Phase change materials and building envelope: An innovative solution for energy transition

The energy efficiency of buildings is a critical challenge in regions with harsh climates, where heating and cooling demands are steadily increasing. Among the most promising passive strategies, the integration of phase-change materials (PCMs) into building envelopes enables latent heat storage and release, thereby stabilizing indoor temperatures and reducing overall energy consumption. This study employs transient CFD simulations to propose and assess an innovative wall system incorporating two PCM layers arranged in parallel, specifically tailored to the semi-arid climate of Marrakesh.
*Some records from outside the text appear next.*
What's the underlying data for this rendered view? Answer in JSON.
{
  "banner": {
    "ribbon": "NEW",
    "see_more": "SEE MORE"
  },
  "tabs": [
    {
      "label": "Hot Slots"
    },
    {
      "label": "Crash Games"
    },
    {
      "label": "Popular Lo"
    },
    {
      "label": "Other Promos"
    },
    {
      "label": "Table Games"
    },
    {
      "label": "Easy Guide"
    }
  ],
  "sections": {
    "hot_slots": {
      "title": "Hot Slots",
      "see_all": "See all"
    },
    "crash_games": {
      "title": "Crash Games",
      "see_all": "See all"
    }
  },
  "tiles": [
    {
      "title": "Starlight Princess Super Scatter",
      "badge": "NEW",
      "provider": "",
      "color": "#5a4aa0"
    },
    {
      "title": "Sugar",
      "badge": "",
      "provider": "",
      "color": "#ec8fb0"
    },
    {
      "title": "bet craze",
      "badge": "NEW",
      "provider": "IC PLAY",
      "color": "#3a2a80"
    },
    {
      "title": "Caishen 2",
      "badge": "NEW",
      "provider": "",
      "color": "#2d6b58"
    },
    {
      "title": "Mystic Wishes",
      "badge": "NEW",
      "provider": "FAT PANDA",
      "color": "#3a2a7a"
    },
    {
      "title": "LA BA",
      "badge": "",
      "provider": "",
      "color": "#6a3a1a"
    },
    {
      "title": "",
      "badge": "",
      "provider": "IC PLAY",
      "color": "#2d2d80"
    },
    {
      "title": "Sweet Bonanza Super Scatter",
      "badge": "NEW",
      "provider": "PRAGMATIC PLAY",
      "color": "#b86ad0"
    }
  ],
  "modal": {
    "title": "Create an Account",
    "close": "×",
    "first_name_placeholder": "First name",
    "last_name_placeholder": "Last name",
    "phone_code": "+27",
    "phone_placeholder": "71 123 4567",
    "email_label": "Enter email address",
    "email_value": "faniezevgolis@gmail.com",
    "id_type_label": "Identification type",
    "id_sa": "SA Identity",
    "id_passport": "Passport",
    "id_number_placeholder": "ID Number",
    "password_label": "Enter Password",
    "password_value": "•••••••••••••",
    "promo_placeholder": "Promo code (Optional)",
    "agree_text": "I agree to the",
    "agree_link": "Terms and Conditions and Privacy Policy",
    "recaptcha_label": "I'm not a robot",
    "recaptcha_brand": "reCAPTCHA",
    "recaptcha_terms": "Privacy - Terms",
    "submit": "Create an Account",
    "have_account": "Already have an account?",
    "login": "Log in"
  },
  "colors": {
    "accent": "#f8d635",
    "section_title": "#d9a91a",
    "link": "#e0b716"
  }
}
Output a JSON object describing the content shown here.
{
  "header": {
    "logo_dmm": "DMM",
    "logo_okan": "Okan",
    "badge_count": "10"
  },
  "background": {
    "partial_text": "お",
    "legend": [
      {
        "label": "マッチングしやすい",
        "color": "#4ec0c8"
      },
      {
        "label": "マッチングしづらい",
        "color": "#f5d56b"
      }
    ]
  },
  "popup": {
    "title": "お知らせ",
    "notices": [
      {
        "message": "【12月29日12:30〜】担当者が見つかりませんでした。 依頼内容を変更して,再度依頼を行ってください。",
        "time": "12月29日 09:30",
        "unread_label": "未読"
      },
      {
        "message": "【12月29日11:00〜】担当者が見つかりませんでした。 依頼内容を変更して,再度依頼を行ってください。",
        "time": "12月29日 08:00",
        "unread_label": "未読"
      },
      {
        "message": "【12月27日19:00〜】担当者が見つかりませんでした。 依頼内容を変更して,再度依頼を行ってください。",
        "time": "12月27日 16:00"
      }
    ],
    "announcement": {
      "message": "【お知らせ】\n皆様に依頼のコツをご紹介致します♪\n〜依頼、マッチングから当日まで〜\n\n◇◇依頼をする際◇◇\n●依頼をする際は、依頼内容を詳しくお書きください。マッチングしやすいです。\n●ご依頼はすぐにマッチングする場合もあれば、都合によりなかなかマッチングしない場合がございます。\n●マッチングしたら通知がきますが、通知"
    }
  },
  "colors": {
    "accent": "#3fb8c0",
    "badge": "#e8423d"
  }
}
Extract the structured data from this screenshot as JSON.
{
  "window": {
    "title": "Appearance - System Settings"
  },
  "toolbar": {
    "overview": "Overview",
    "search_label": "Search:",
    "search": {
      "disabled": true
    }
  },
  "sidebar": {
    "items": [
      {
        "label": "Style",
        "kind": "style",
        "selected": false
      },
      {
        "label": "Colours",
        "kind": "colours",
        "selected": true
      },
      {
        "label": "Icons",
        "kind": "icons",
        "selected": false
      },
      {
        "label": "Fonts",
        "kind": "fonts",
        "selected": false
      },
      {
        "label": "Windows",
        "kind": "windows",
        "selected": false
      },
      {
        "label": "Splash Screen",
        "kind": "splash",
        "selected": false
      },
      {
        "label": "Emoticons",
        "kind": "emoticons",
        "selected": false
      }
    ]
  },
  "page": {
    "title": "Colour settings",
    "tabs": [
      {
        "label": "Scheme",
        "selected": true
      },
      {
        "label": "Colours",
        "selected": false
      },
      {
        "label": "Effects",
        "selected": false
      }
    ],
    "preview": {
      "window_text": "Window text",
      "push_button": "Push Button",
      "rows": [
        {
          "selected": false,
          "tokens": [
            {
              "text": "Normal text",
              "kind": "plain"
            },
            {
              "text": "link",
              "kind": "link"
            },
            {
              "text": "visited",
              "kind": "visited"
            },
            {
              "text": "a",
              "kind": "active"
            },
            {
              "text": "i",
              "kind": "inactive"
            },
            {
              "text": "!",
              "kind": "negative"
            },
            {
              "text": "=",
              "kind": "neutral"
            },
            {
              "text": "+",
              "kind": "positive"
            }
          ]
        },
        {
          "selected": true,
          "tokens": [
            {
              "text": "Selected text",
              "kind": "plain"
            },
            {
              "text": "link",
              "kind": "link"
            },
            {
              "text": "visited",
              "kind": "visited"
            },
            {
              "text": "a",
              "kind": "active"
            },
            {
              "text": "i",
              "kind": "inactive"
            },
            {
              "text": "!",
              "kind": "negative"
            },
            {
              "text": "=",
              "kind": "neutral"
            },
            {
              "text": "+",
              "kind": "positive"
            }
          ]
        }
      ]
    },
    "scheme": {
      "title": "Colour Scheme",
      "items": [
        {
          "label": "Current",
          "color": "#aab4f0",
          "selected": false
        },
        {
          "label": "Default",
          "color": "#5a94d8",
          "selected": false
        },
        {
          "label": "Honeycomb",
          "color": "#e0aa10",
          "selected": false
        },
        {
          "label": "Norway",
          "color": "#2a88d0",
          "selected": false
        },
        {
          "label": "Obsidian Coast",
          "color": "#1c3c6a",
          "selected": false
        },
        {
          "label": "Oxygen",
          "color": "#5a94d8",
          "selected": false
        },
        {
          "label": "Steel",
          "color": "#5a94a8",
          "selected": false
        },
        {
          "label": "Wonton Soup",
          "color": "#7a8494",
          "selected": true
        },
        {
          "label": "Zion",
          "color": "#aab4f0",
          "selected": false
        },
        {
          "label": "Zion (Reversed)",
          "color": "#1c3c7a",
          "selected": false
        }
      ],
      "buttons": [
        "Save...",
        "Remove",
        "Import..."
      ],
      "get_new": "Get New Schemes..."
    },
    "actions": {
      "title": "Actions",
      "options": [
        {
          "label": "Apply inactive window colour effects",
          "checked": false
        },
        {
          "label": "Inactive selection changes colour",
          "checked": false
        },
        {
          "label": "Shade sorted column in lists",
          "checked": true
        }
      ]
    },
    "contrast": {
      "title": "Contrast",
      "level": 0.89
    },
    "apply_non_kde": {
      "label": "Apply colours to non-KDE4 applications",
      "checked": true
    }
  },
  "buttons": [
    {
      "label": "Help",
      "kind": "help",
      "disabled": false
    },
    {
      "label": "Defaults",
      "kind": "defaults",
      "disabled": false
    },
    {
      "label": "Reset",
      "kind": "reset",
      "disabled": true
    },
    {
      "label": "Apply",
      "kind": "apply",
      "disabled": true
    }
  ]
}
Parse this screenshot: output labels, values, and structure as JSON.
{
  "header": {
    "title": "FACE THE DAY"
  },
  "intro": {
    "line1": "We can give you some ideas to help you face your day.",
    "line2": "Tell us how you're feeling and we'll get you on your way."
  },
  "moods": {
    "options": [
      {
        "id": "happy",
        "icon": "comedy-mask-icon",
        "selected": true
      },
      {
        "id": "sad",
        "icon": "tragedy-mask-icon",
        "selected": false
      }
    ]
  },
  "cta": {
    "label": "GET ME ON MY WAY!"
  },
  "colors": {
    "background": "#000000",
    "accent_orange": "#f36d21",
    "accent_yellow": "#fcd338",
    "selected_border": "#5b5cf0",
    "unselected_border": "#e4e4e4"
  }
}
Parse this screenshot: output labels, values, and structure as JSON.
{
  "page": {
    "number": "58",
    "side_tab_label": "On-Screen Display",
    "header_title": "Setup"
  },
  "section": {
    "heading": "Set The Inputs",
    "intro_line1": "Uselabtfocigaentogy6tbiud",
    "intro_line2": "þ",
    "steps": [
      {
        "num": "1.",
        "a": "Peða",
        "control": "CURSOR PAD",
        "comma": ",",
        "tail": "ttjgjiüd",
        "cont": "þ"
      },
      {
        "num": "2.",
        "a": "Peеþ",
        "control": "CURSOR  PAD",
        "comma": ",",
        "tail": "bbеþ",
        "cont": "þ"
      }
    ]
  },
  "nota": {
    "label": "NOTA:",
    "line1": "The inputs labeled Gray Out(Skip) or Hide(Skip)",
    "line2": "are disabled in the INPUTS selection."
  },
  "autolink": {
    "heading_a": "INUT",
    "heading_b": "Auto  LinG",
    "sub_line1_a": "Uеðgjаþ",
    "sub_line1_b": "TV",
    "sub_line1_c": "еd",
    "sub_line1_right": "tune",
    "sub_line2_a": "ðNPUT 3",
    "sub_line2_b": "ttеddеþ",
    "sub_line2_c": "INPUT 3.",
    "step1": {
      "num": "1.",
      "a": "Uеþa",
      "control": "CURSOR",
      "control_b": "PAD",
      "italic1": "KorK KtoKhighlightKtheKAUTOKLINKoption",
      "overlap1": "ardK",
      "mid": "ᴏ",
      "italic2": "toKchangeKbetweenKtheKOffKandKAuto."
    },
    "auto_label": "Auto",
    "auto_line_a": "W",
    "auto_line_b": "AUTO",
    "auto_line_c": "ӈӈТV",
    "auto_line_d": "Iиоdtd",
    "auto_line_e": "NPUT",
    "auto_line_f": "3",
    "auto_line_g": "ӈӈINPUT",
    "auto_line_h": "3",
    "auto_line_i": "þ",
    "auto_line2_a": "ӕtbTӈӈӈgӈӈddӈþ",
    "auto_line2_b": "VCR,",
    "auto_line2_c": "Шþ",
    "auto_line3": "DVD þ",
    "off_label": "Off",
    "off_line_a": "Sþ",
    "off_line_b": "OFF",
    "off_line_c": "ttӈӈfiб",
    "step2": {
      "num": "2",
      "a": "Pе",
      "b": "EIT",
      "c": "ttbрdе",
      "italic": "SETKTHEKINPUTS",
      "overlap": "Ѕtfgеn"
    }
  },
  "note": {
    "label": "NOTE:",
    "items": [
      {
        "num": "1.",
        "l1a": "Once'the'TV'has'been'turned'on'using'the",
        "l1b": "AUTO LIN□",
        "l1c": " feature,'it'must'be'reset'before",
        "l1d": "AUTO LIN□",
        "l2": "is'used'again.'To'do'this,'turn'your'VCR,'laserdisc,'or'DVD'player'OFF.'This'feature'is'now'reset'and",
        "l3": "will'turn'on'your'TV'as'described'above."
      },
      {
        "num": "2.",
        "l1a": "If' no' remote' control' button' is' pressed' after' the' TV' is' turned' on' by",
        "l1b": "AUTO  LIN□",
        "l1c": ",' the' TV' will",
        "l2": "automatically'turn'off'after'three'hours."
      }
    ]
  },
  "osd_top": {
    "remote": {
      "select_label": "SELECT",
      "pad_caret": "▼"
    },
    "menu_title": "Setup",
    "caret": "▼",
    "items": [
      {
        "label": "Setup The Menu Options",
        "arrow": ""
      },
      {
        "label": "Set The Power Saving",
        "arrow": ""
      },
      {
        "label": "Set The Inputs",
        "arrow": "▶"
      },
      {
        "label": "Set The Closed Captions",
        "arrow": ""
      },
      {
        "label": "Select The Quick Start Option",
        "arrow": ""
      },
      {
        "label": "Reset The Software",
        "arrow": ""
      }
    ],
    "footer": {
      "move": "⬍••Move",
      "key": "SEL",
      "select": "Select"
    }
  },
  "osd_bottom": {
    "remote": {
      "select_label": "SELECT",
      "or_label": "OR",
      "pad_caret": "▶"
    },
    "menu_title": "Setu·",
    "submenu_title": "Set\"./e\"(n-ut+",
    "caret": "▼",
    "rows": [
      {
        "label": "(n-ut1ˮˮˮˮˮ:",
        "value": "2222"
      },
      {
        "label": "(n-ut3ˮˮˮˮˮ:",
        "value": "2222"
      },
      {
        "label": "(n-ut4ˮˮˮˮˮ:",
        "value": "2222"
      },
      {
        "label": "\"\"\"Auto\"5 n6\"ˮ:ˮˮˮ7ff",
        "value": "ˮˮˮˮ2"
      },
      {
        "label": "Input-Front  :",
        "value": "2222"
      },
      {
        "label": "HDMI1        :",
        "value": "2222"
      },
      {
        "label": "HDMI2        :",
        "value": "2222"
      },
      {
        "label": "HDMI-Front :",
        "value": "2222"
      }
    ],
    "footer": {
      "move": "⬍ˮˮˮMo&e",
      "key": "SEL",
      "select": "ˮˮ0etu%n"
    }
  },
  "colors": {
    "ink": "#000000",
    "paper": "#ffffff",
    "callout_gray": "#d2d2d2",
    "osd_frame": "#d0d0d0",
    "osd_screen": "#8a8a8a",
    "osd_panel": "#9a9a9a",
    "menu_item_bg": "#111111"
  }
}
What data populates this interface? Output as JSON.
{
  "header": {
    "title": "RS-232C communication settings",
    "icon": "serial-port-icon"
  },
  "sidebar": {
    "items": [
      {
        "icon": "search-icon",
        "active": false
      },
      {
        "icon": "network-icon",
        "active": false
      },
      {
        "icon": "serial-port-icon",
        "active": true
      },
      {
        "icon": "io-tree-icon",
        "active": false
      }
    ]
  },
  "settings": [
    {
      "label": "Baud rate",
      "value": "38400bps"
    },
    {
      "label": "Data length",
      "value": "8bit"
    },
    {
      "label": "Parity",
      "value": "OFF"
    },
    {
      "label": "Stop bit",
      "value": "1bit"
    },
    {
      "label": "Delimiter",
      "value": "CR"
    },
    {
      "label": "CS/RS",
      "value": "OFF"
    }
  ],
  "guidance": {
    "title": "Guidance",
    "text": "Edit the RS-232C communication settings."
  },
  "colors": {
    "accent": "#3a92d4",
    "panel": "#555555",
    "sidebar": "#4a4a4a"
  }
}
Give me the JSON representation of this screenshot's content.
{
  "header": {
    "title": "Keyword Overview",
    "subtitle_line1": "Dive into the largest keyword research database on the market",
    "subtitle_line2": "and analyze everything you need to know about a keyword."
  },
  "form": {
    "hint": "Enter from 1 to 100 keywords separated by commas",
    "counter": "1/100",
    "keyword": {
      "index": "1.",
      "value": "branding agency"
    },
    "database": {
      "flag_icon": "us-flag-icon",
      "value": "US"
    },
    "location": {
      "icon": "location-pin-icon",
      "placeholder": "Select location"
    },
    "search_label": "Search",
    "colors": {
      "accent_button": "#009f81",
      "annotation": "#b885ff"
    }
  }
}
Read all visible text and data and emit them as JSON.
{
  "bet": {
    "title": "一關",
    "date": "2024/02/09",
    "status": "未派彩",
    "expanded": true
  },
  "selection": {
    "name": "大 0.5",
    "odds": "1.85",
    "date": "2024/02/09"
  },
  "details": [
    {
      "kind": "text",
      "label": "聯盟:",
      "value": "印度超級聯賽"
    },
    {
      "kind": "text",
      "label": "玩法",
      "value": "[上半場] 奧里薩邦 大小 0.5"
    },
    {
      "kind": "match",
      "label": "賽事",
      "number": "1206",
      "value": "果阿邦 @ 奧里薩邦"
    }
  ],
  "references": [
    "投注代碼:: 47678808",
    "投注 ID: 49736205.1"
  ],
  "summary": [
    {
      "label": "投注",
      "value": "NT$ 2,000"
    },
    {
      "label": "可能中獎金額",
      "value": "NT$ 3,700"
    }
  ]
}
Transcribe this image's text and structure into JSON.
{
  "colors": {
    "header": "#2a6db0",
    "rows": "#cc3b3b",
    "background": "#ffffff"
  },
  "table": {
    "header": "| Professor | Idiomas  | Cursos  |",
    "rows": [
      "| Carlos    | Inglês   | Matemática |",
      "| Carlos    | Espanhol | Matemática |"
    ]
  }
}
The novelty of this work lies in the simultaneous parametric analysis of three key design factors: PCM type, thickness, and spatial positioning within the wall. Results indicate that the PCM1 (29 °C) + PCM4 (16 °C) configuration delivers the best performance, reducing indoor temperature fluctuations by over 40 % and lowering annual energy demand by up to 24 % compared to a reference wall without PCMs. Temperature contour analyses revealed a more uniform thermal distribution, while viscosity field visualizations provided valuable insights into the progression of melting and solidification cycles. These findings underscore the strategic role of PCMs as an effective passive solution for enhancing energy efficiency and thermal comfort in hot, arid climates. The study establishes a reproducible and climate-responsive framework tailored to North African conditions, paving the way for the broader adoption of PCMs in sustainable building design.